[Frontend][OpenAI] Add support for OpenAI tools calling #4656

Xwdit · 2024-05-07T15:07:52Z

This PR updated from #3237 , supported latest version of vLLM (v0.4.2), added more flexibility and fixed some issues.

vllm/entrypoints/openai/cli_args.py

vllm/entrypoints/openai/api_server.py

AaronFriel · 2024-05-08T05:24:40Z

@Xwdit thanks for taking my feedback!

K-Mistele · 2024-05-10T19:19:52Z

examples/openai_tools_calls.py

+    if stream:
+        text_message = ""
+        for chunk in response:
+            if chunk.choices[0].finish_reason is not None:
+                if chunk.choices[0].finish_reason == "tool_calls":
+                    tool_calls += chunk.choices[0].delta.tool_calls
+                    # print("TEST : %s" % chunk.choices[0].delta.tool_calls)
+                break
+            if chunk.choices[0].delta.content is not None:
+                text_message += chunk.choices[0].delta.content


For what it's worth, probably the better way to handle this is to handle the response stream one chunk or token at a time. If you get a token indicating a tool call (such as <tool_call>) at the start of the response then you want to wait for the entire response from the LLM so that you can invoke the tool. if you get a non-meta or non-control token (e.g. a normal streaming text chat response) then you probably want to start showing the streaming tokens to the user immediately, avoiding the latency of the entire response. But, This is also an example so I'm aware it's not necessary for it to be optimized.

K-Mistele · 2024-05-10T19:41:41Z

I have a couple ideas to add, that I can take a crack at this weekend if you would be open to it!

It might be be worthwhile to allow using jinja templating for defining the tool call system prompt to simplify and allow more flexibility and customization
It might be worthwhile to allow a user to specify somehow if they want guided generation ("outlines") to be used for tool calls. Some models (e.g. the Hermes 2 Pro Models by Nous Research, which this PR seems to default to in terms of the default templates) don't require guided generation for tool output, and guided generation can introduce overhead if the output choices (tool calls) are complex JSON objects.

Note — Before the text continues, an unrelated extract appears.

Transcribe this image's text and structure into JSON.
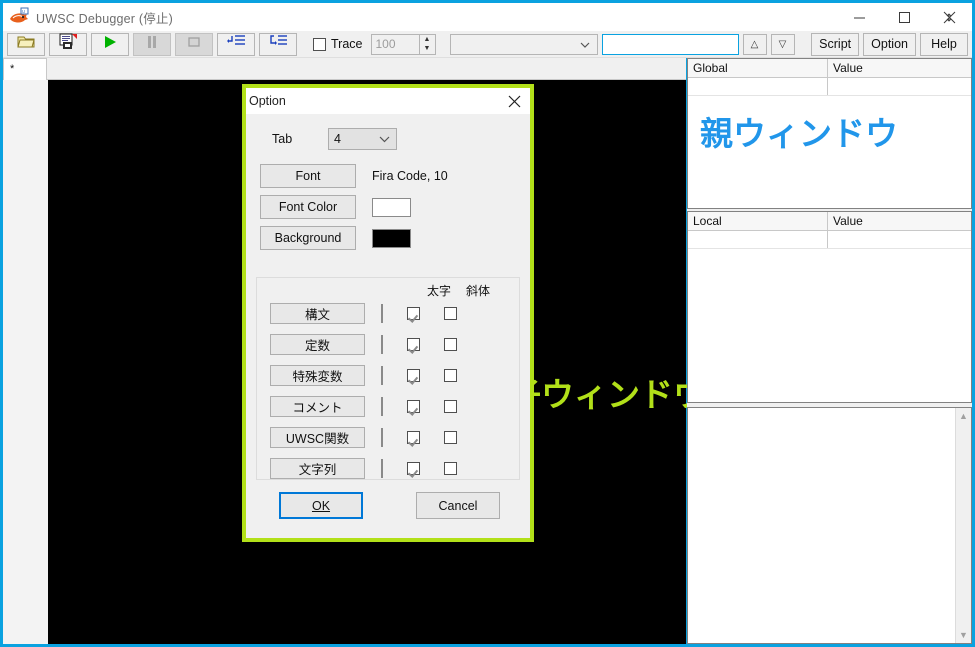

Notes on this from the vLLM discord here and here
The Hermes 2 models also use system prompts for the tool calls - this PR does not allow you to request/enforce that, but simple adds the tool call to the first message regardless of the role. it is probably a good idea to check if there is a system-role message and if so add the tool call stuff to it, and if not, then add the tool call stuff as a system-role message

K-Mistele · 2024-05-10T19:59:43Z

vllm/entrypoints/openai/tools.py

+            elif isinstance(request.messages,
+                            List) and len(request.messages) >= 1:
+                request.messages[0].content = request.messages[
+                    0].content.strip() + "\n\n" + text_inject


This just adds the system prompt to the first message. In almost every case tool calls should be a system prompt message (except for chat formats that don't do system prompts, but that's a marginal amount), so instead of checking for the first message and just adding the tool call prompt, it might be better to do something like this:

if isinstance(request.messages, str): # suggested change: for string prompts, put the tool usage before the prompt request.messages = text_inject + '\n\n' + request.messages.strip() elif isinstance(request.messages, List) and len(request.messages) >= 1: # suggested change: check to see if the first message is a system message. If so, edit it. # otherwise, add a system prompt if request.messages[0].role == 'system': request.messages[0].content = request.messages[0].content.strip() + '\n\n' + text_inject else: request.messages = [{'role': 'system', 'content': text_inject}] + request.messages

Xwdit · 2024-05-11T12:43:44Z

I have a couple ideas to add, that I can take a crack at this weekend if you would be open to it!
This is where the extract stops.